TEMPO Interaktif, Jakarta - Wakil Menteri Perdagangan Mahendra Siregar menyatakan belum ada perlindungan konsumen untuk e-commerce atau perdagangan online. Karena itu, pemerintah kini menjalin kerja sama dengan Kementerian Komunikasi dan Informatika untuk menyusun kerangka perlindungan konsumen.
"Sama sekali tidak ada katup-katup perlindungan konsumen untuk e-commerce," ujar Mahendra, Senin, 17 Oktober 2011.
Tapi saat transaksi perdagangan online riskan, pertumbuhan perdagangan ini justru semakin melesat. "Hanya soal waktu, e-commerce kita akan lebih besar dari yang fisik," ujar Mahendra.

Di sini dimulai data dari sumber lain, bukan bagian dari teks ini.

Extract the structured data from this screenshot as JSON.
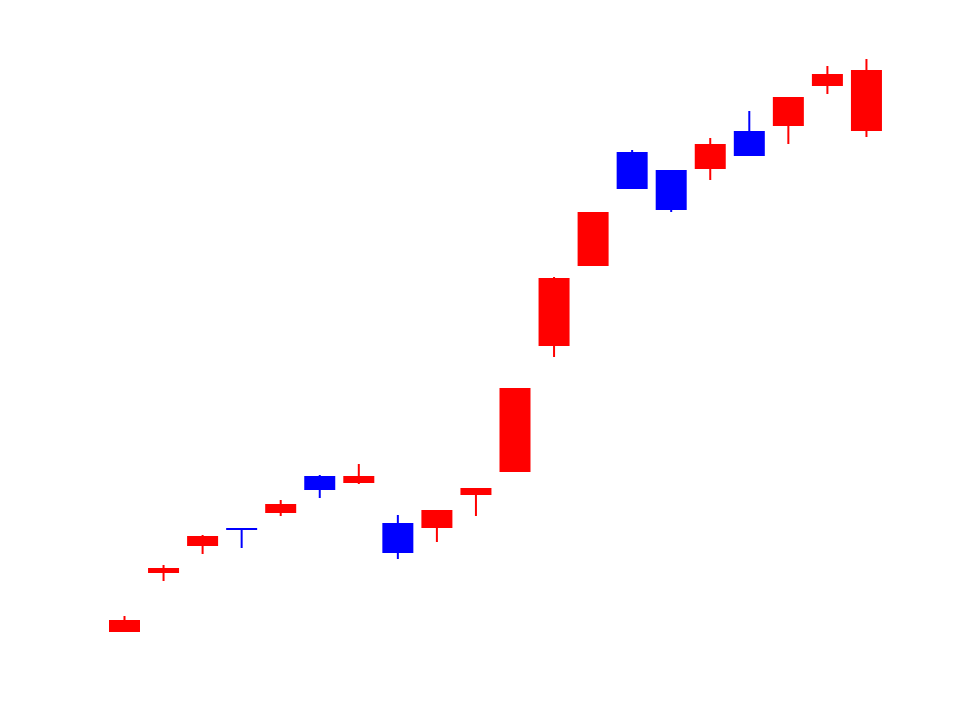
{
  "chart_data": {
    "type": "candlestick",
    "title": "",
    "xlabel": "",
    "ylabel": "",
    "axes_visible": false,
    "grid": false,
    "legend": "none",
    "colors": {
      "up": "#ff0000",
      "down": "#0000ff"
    },
    "ylim": [
      0,
      720
    ],
    "candles": [
      {
        "index": 1,
        "direction": "up",
        "open": 88,
        "close": 100,
        "high": 104,
        "low": 88
      },
      {
        "index": 2,
        "direction": "up",
        "open": 147,
        "close": 152,
        "high": 155,
        "low": 139
      },
      {
        "index": 3,
        "direction": "up",
        "open": 174,
        "close": 184,
        "high": 185,
        "low": 166
      },
      {
        "index": 4,
        "direction": "down",
        "open": 192,
        "close": 190,
        "high": 192,
        "low": 172
      },
      {
        "index": 5,
        "direction": "up",
        "open": 207,
        "close": 216,
        "high": 220,
        "low": 204
      },
      {
        "index": 6,
        "direction": "down",
        "open": 244,
        "close": 230,
        "high": 245,
        "low": 222
      },
      {
        "index": 7,
        "direction": "up",
        "open": 237,
        "close": 244,
        "high": 256,
        "low": 236
      },
      {
        "index": 8,
        "direction": "down",
        "open": 197,
        "close": 167,
        "high": 205,
        "low": 161
      },
      {
        "index": 9,
        "direction": "up",
        "open": 192,
        "close": 210,
        "high": 210,
        "low": 178
      },
      {
        "index": 10,
        "direction": "up",
        "open": 225,
        "close": 232,
        "high": 232,
        "low": 204
      },
      {
        "index": 11,
        "direction": "up",
        "open": 248,
        "close": 332,
        "high": 332,
        "low": 248
      },
      {
        "index": 12,
        "direction": "up",
        "open": 374,
        "close": 442,
        "high": 443,
        "low": 363
      },
      {
        "index": 13,
        "direction": "up",
        "open": 454,
        "close": 508,
        "high": 508,
        "low": 454
      },
      {
        "index": 14,
        "direction": "down",
        "open": 568,
        "close": 531,
        "high": 570,
        "low": 531
      },
      {
        "index": 15,
        "direction": "down",
        "open": 550,
        "close": 510,
        "high": 550,
        "low": 508
      },
      {
        "index": 16,
        "direction": "up",
        "open": 551,
        "close": 576,
        "high": 582,
        "low": 540
      },
      {
        "index": 17,
        "direction": "down",
        "open": 589,
        "close": 564,
        "high": 609,
        "low": 564
      },
      {
        "index": 18,
        "direction": "up",
        "open": 594,
        "close": 623,
        "high": 623,
        "low": 576
      },
      {
        "index": 19,
        "direction": "up",
        "open": 634,
        "close": 646,
        "high": 654,
        "low": 626
      },
      {
        "index": 20,
        "direction": "up",
        "open": 589,
        "close": 650,
        "high": 661,
        "low": 583
      }
    ]
  }
}
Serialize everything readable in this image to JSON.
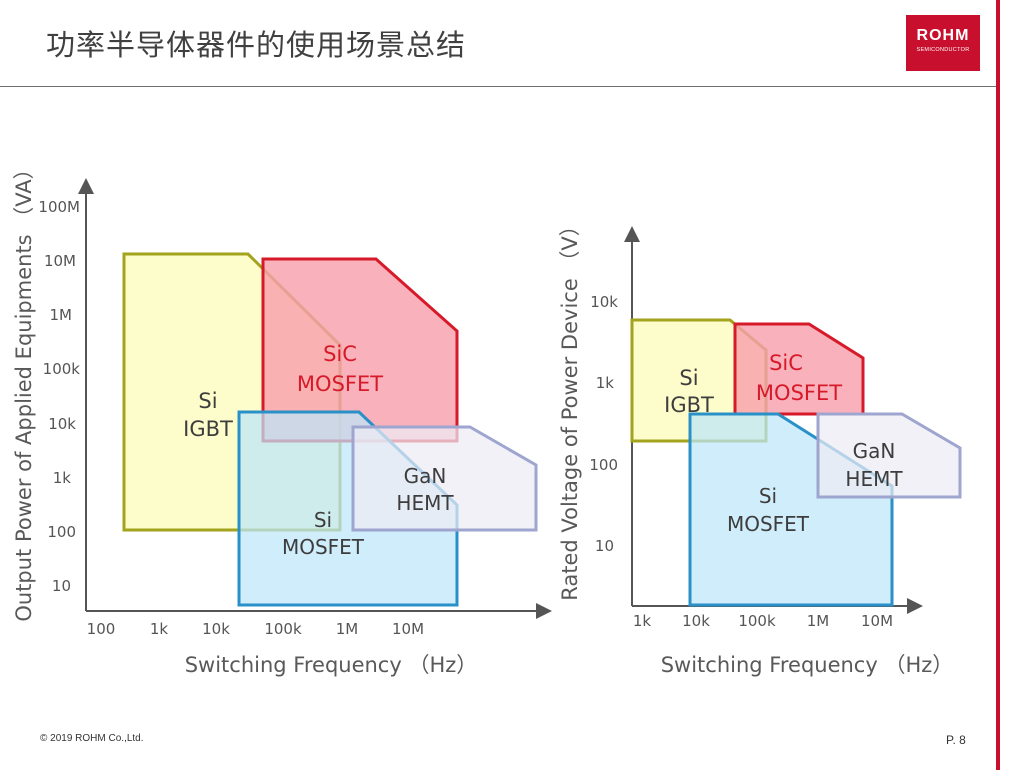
{
  "header": {
    "title": "功率半导体器件的使用场景总结",
    "logo_main": "ROHM",
    "logo_sub": "SEMICONDUCTOR"
  },
  "footer": {
    "copyright": "© 2019 ROHM Co.,Ltd.",
    "page": "P. 8"
  },
  "colors": {
    "accent": "#c8102e",
    "si_igbt_fill": "#fdfcc2",
    "si_igbt_stroke": "#a3a31e",
    "sic_mosfet_fill": "#f8a0ac",
    "sic_mosfet_stroke": "#d71a2a",
    "si_mosfet_fill": "#c2e9fb",
    "si_mosfet_stroke": "#2a90c8",
    "gan_hemt_fill": "#edecf4",
    "gan_hemt_stroke": "#9ea5cf"
  },
  "diagram1": {
    "ylabel": "Output Power of Applied Equipments （VA）",
    "xlabel": "Switching Frequency （Hz）",
    "y_ticks": [
      "100M",
      "10M",
      "1M",
      "100k",
      "10k",
      "1k",
      "100",
      "10"
    ],
    "x_ticks": [
      "100",
      "1k",
      "10k",
      "100k",
      "1M",
      "10M"
    ],
    "regions": {
      "si_igbt": [
        "Si",
        "IGBT"
      ],
      "sic_mosfet": [
        "SiC",
        "MOSFET"
      ],
      "si_mosfet": [
        "Si",
        "MOSFET"
      ],
      "gan_hemt": [
        "GaN",
        "HEMT"
      ]
    }
  },
  "diagram2": {
    "ylabel": "Rated Voltage of Power Device （V）",
    "xlabel": "Switching Frequency （Hz）",
    "y_ticks": [
      "10k",
      "1k",
      "100",
      "10"
    ],
    "x_ticks": [
      "1k",
      "10k",
      "100k",
      "1M",
      "10M"
    ],
    "regions": {
      "si_igbt": [
        "Si",
        "IGBT"
      ],
      "sic_mosfet": [
        "SiC",
        "MOSFET"
      ],
      "si_mosfet": [
        "Si",
        "MOSFET"
      ],
      "gan_hemt": [
        "GaN",
        "HEMT"
      ]
    }
  }
}
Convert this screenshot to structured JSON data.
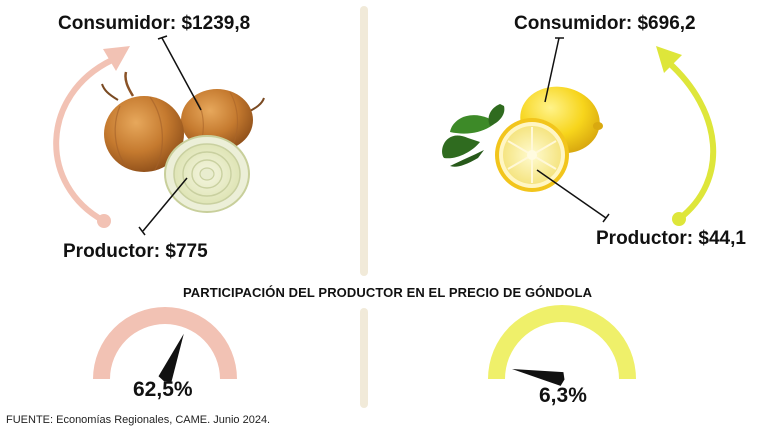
{
  "colors": {
    "onion_accent": "#f2c2b4",
    "lemon_accent": "#dee63a",
    "divider": "#f1ead9",
    "needle": "#111111"
  },
  "left": {
    "product_icon": "onion-image",
    "consumer_label": "Consumidor: $1239,8",
    "producer_label": "Productor: $775",
    "gauge_percent_label": "62,5%",
    "gauge_share": 0.625
  },
  "right": {
    "product_icon": "lemon-image",
    "consumer_label": "Consumidor: $696,2",
    "producer_label": "Productor: $44,1",
    "gauge_percent_label": "6,3%",
    "gauge_share": 0.063
  },
  "subtitle": "PARTICIPACIÓN DEL PRODUCTOR EN EL PRECIO DE GÓNDOLA",
  "source": "FUENTE: Economías Regionales, CAME. Junio 2024."
}
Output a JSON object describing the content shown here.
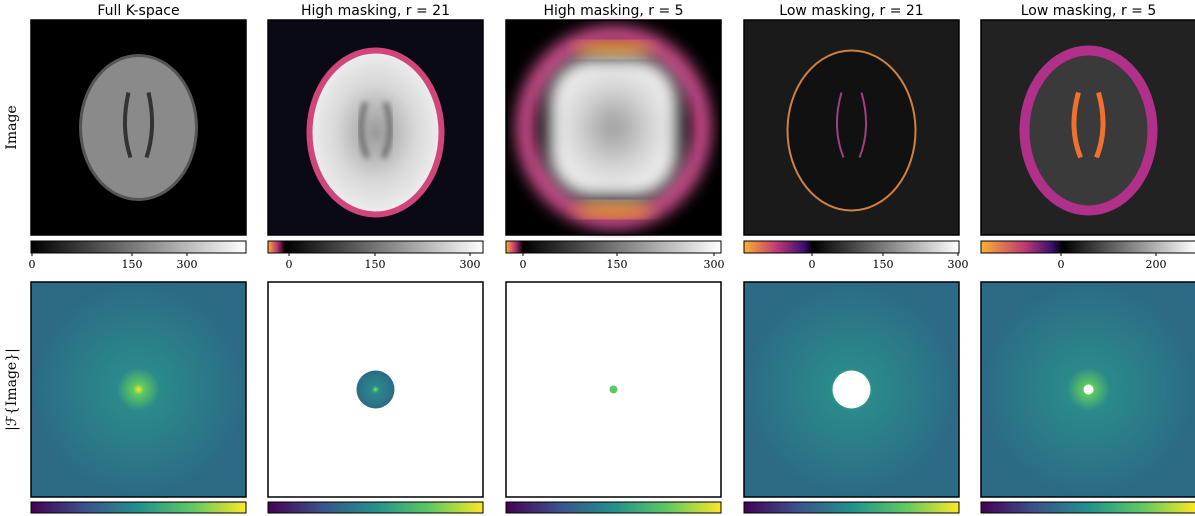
{
  "row_labels": [
    "Image",
    "|ℱ{Image}|"
  ],
  "columns": [
    {
      "title": "Full K-space",
      "colorbar_ticks": [
        "0",
        "150",
        "300"
      ]
    },
    {
      "title": "High masking, r = 21",
      "colorbar_ticks": [
        "0",
        "150",
        "300"
      ]
    },
    {
      "title": "High masking, r = 5",
      "colorbar_ticks": [
        "0",
        "150",
        "300"
      ]
    },
    {
      "title": "Low masking, r = 21",
      "colorbar_ticks": [
        "0",
        "150",
        "300"
      ]
    },
    {
      "title": "Low masking, r = 5",
      "colorbar_ticks": [
        "0",
        "200"
      ]
    }
  ]
}
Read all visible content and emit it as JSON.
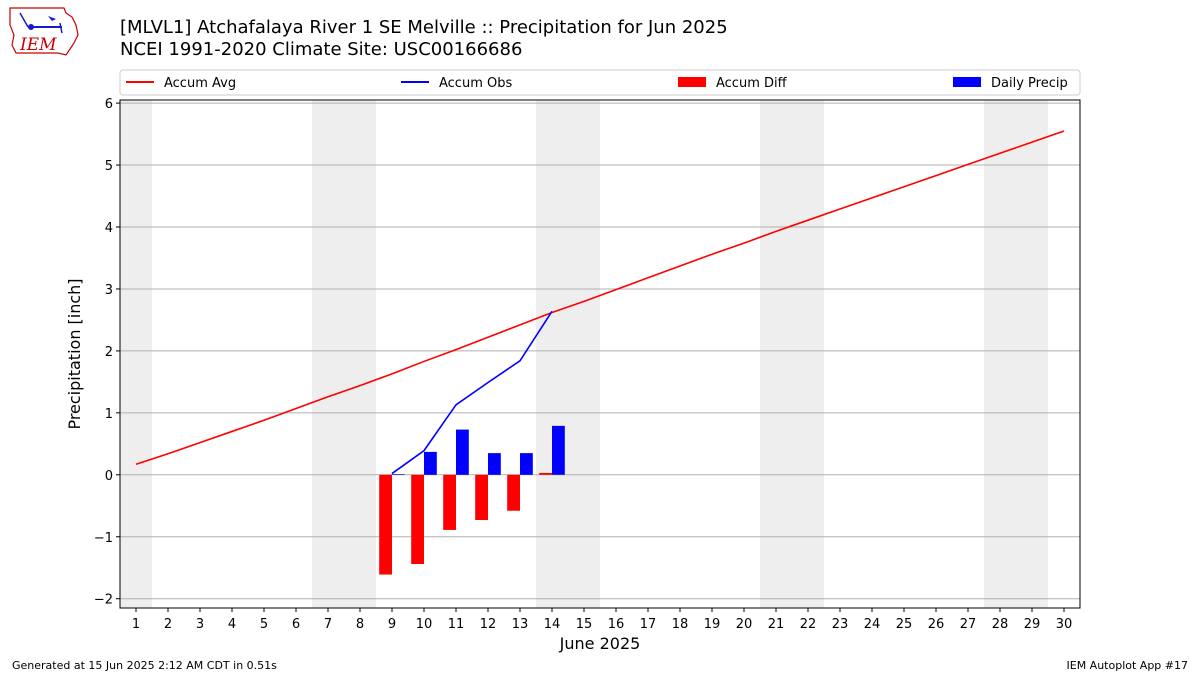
{
  "header": {
    "title_line1": "[MLVL1] Atchafalaya River 1 SE Melville :: Precipitation for Jun 2025",
    "title_line2": "NCEI 1991-2020 Climate Site: USC00166686",
    "logo_text": "IEM"
  },
  "footer": {
    "left": "Generated at 15 Jun 2025 2:12 AM CDT in 0.51s",
    "right": "IEM Autoplot App #17"
  },
  "colors": {
    "avg": "#ff0000",
    "obs": "#0000ff",
    "diff": "#ff0000",
    "daily": "#0000ff",
    "weekend_band": "#eeeeee",
    "grid": "#b0b0b0"
  },
  "chart_data": {
    "type": "bar",
    "xlabel": "June 2025",
    "ylabel": "Precipitation [inch]",
    "xlim": [
      0.5,
      30.5
    ],
    "ylim": [
      -2.15,
      6.05
    ],
    "x_ticks": [
      1,
      2,
      3,
      4,
      5,
      6,
      7,
      8,
      9,
      10,
      11,
      12,
      13,
      14,
      15,
      16,
      17,
      18,
      19,
      20,
      21,
      22,
      23,
      24,
      25,
      26,
      27,
      28,
      29,
      30
    ],
    "x_tick_labels": [
      "1",
      "2",
      "3",
      "4",
      "5",
      "6",
      "7",
      "8",
      "9",
      "10",
      "11",
      "12",
      "13",
      "14",
      "15",
      "16",
      "17",
      "18",
      "19",
      "20",
      "21",
      "22",
      "23",
      "24",
      "25",
      "26",
      "27",
      "28",
      "29",
      "30"
    ],
    "y_ticks": [
      -2,
      -1,
      0,
      1,
      2,
      3,
      4,
      5,
      6
    ],
    "y_tick_labels": [
      "−2",
      "−1",
      "0",
      "1",
      "2",
      "3",
      "4",
      "5",
      "6"
    ],
    "grid": "horizontal",
    "legend_position": "top",
    "shaded_day_ranges": [
      [
        0.5,
        1.5
      ],
      [
        6.5,
        8.5
      ],
      [
        13.5,
        15.5
      ],
      [
        20.5,
        22.5
      ],
      [
        27.5,
        29.5
      ]
    ],
    "series": [
      {
        "name": "Accum Avg",
        "type": "line",
        "x": [
          1,
          2,
          3,
          4,
          5,
          6,
          7,
          8,
          9,
          10,
          11,
          12,
          13,
          14,
          15,
          16,
          17,
          18,
          19,
          20,
          21,
          22,
          23,
          24,
          25,
          26,
          27,
          28,
          29,
          30
        ],
        "values": [
          0.17,
          0.34,
          0.52,
          0.7,
          0.88,
          1.07,
          1.26,
          1.44,
          1.63,
          1.83,
          2.02,
          2.22,
          2.42,
          2.62,
          2.8,
          2.99,
          3.18,
          3.37,
          3.56,
          3.74,
          3.93,
          4.11,
          4.29,
          4.47,
          4.65,
          4.83,
          5.01,
          5.19,
          5.37,
          5.55
        ]
      },
      {
        "name": "Accum Obs",
        "type": "line",
        "x": [
          9,
          10,
          11,
          12,
          13,
          14
        ],
        "values": [
          0.02,
          0.39,
          1.13,
          1.49,
          1.84,
          2.64
        ]
      },
      {
        "name": "Accum Diff",
        "type": "bar",
        "x": [
          9,
          10,
          11,
          12,
          13,
          14
        ],
        "values": [
          -1.61,
          -1.44,
          -0.89,
          -0.73,
          -0.58,
          0.03
        ]
      },
      {
        "name": "Daily Precip",
        "type": "bar",
        "x": [
          9,
          10,
          11,
          12,
          13,
          14
        ],
        "values": [
          0.01,
          0.37,
          0.73,
          0.35,
          0.35,
          0.79
        ]
      }
    ]
  }
}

Seperti juga yang terjadi di Amerika Serikat.
Kerja sama dua kementerian itu didasarkan pada pertimbangan Kementerian Komunikasi yang memiliki Undang-Undang Telekomunikasi dan Kementerian Perdagangan yang bisa mengkaji dari aspek perdagangan.
Mahendra melanjutkan, pertumbuhan perdagangan online ini bukan untuk menggantikan perdagangan fisik. Tapi dalam perkembangannya, volume perdagangan online terus meningkat. "Tantangannya adalah kalau tidak dibenahi dari segi perlindungan konsumen, bisa merupakan satu risiko," katanya.
Di sisi lain, perlindungan pelaku dan pengguna perdagangan online masih lemah. Dalam artian, para pelaku belum begitu paham mengenai mekanisme atau cara-cara pembelian di e-commerce itu sendiri. “Kalau misalnya produk datang tidak sesuai kualitas yang mereka inginkan.”
Para pelaku dan pengguna ini juga tidak tahu bagaimana cara menggugat dan mengadu atau mengeluh sehingga mendapat ganti rugi yang tepat. Apalagi secara umum, penduduk Indonesia juga belum melek teknologi.
Tapi Mahendra memastikan bahwa penyusunan regulasi melibatkan pelaku dan pengguna perdagangan online. "Kita tidak ingin membebani e-commerce kita dengan berbagai aturan yang justru membuat e-commerce tidak berkembang," katanya.